In challenging the admissibility of the results of the blood test over his objection, the defendant insists that he did not consent to it and that, in fact, he was incapable of consenting within the meaning of TCA 59-1045.
The record shows (1) a witness said the defendant was limber and unconscious at the scene; (2) officers had to hold him up as they drove him to the hospital and he was carried in on a stretcher; (3) he was injured in the collision; (4) officers said he was not mentally alert. Further, no one at any time asked for his consent to the test.
The state argues that the “implied consent” law provides one way, but not the exclusive way, to take one’s blood and introduce it into evidence. It cites Fee v. State, Tenn.Cr.App., 497 S.W.2d 748, in which this court considered the place where a specimen had to be sent for analysis. We held that an analysis at a local hospital was valid even though the statute says it should be sent to the state examiner. To the same effect is Bunch v. State, Tenn., 499 S.W.2d 1, but these cases do not support a broader construction on the consent requirement.
The state also says that Schmerber v. California, 384 U.S. 757, 86 S.Ct. 1826, 16 L.Ed.2d 908; Breithaupt v. Abram, 352 U.S. 432, 77 S.Ct. 408, 1 L.Ed.2d 448, and a line of state cases support its view that the statutory procedures provide one way but not the exclusive method of showing results of a blood alcohol test. It contends that the implied consent law only places administrative sanctions upon the refusal to have a blood alcohol test administered. For this view see People v. Keen, 56 Mich.App. 84, 223 N.W.2d 700 (1974); Strong v. State, 231 Ga. 514, 202 S.E.2d 428 (1973); Scales v. State, 64 Wis.2d 485, 219 N.W.2d 286 (1974) (implied consent law does not limit the right to search incident to arrest).

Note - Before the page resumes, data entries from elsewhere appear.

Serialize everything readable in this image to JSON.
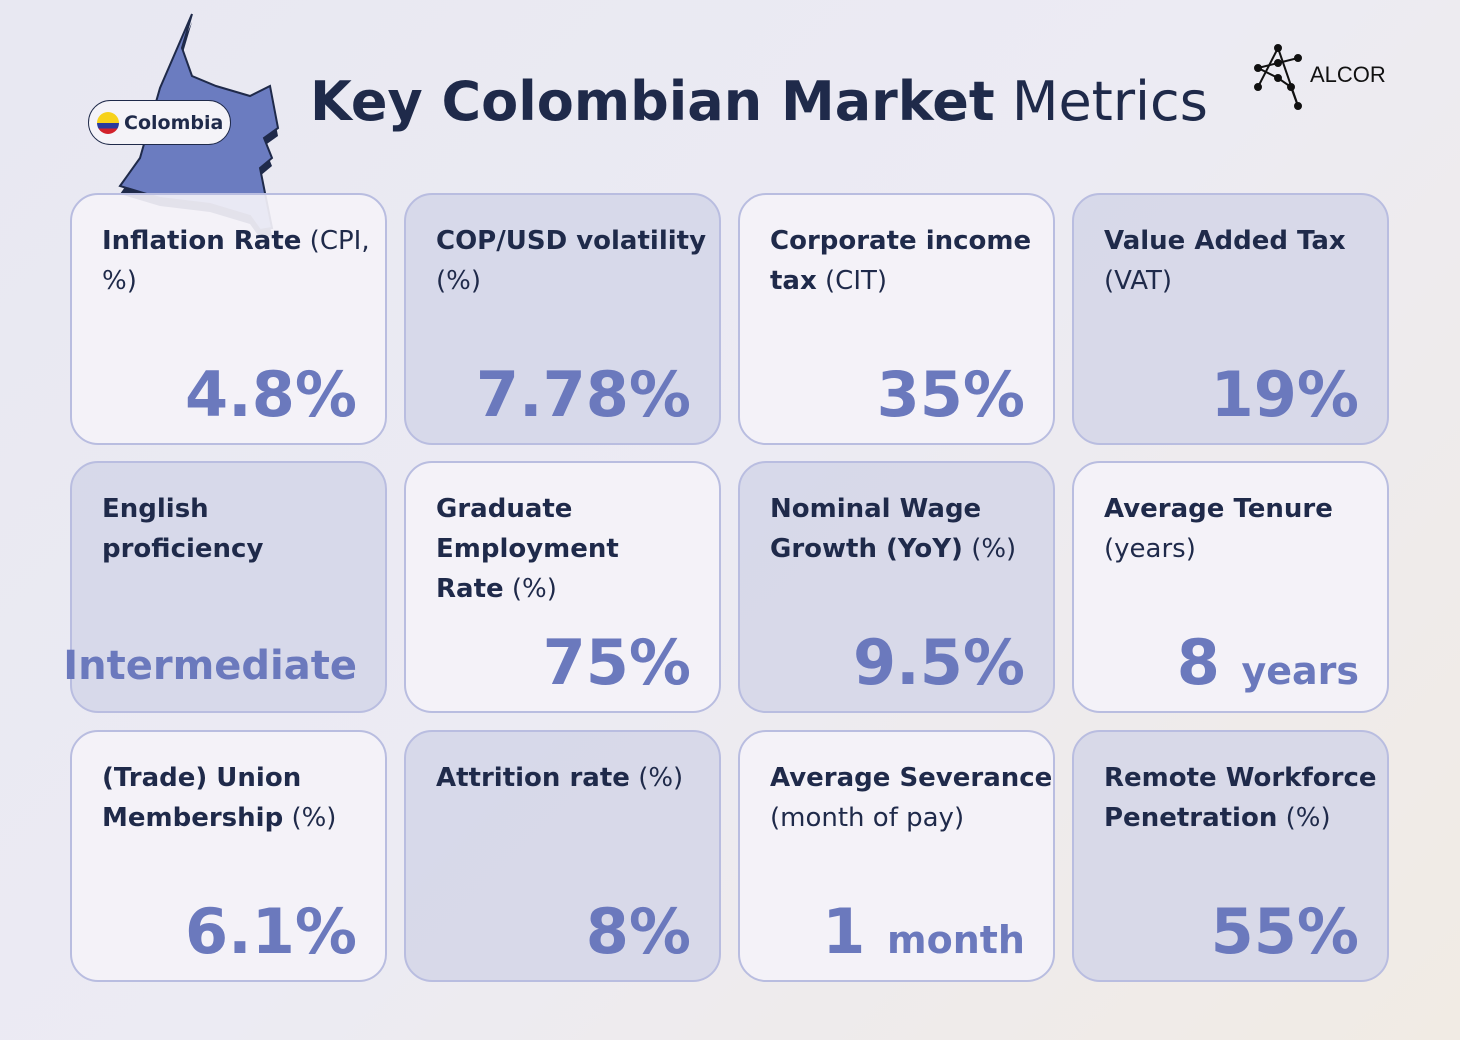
{
  "title": {
    "bold": "Key Colombian Market",
    "regular": "Metrics"
  },
  "brand": {
    "name": "ALCOR"
  },
  "country": {
    "label": "Colombia",
    "icon": "colombia-flag-icon"
  },
  "colors": {
    "accent": "#6b79bd",
    "title": "#1f2a4a",
    "map": "#6b7cc0"
  },
  "cards": [
    {
      "bold": "Inflation Rate",
      "regular": "(CPI, %)",
      "value": "4.8%",
      "unit": ""
    },
    {
      "bold": "COP/USD volatility",
      "regular": "(%)",
      "value": "7.78%",
      "unit": ""
    },
    {
      "bold": "Corporate income tax",
      "regular": "(CIT)",
      "value": "35%",
      "unit": ""
    },
    {
      "bold": "Value Added Tax",
      "regular": "(VAT)",
      "value": "19%",
      "unit": ""
    },
    {
      "bold": "English proficiency",
      "regular": "",
      "value": "Intermediate",
      "unit": ""
    },
    {
      "bold": "Graduate Employment Rate",
      "regular": "(%)",
      "value": "75%",
      "unit": ""
    },
    {
      "bold": "Nominal Wage Growth (YoY)",
      "regular": "(%)",
      "value": "9.5%",
      "unit": ""
    },
    {
      "bold": "Average Tenure",
      "regular": "(years)",
      "value": "8",
      "unit": "years"
    },
    {
      "bold": "(Trade) Union Membership",
      "regular": "(%)",
      "value": "6.1%",
      "unit": ""
    },
    {
      "bold": "Attrition rate",
      "regular": "(%)",
      "value": "8%",
      "unit": ""
    },
    {
      "bold": "Average Severance",
      "regular": "(month of pay)",
      "value": "1",
      "unit": "month"
    },
    {
      "bold": "Remote Workforce Penetration",
      "regular": "(%)",
      "value": "55%",
      "unit": ""
    }
  ]
}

TCA 59-1045 authorizes blood to be taken from an unconscious person or one incapable of refusal but the results shall not be used against him in evidence in any court or before any regulatory body without the consent of the person so tested, (emphasis ours) This statute covers the test introduced here and the results were improperly admitted. We hold that the introduction of this evidence constituted prejudicial error. We cannot say that aside from it the jury would have convicted the defendant anyway. For this reason the case is reversed and remanded for a new trial.
Although the case must be reversed, we have examined the other assignments of error and overrule them.
In his attack on the admissibility of the blood test, the defendant contends that
Our statutes allow both the results of the blood test and the presumption into evidence regardless of whether or not the defendant is indicted for driving while intoxicated. TCA 59-1049 provides that the certificate is admissible “in any court, in any criminal proceeding, as evidence of the facts therein stated, and of the results of such test.” Without the presumption the blood test results would have little significance. This assignment is without merit.
The defendant also attacks the results of the blood test saying that no qualified person was present to testify about the procurement of the blood.
Evidence admitted without objection showed that the blood was taken by Miss Donna Jones and that she was an assistant laboratory technician at Jackson-Madison County Hospital. Miss Jones did not testify and it does not appear from the record whether or not she was under subpoena. Under State v. Robbins, Tenn., 512 S.W.2d 265 (1974), this assignment is overruled.
We find no merit in the contention that the trial judge improperly instructed the jury orally. In his main charge he correctly instructed the jury on the range of punishment. When it returned a verdict of guilty of second degree murder without fixing the punishment, he directed them to return and his oral instructions had to do with the form of the verdict or method of rendering a sentence. This is permissible.
Reversed and remanded for a new trial.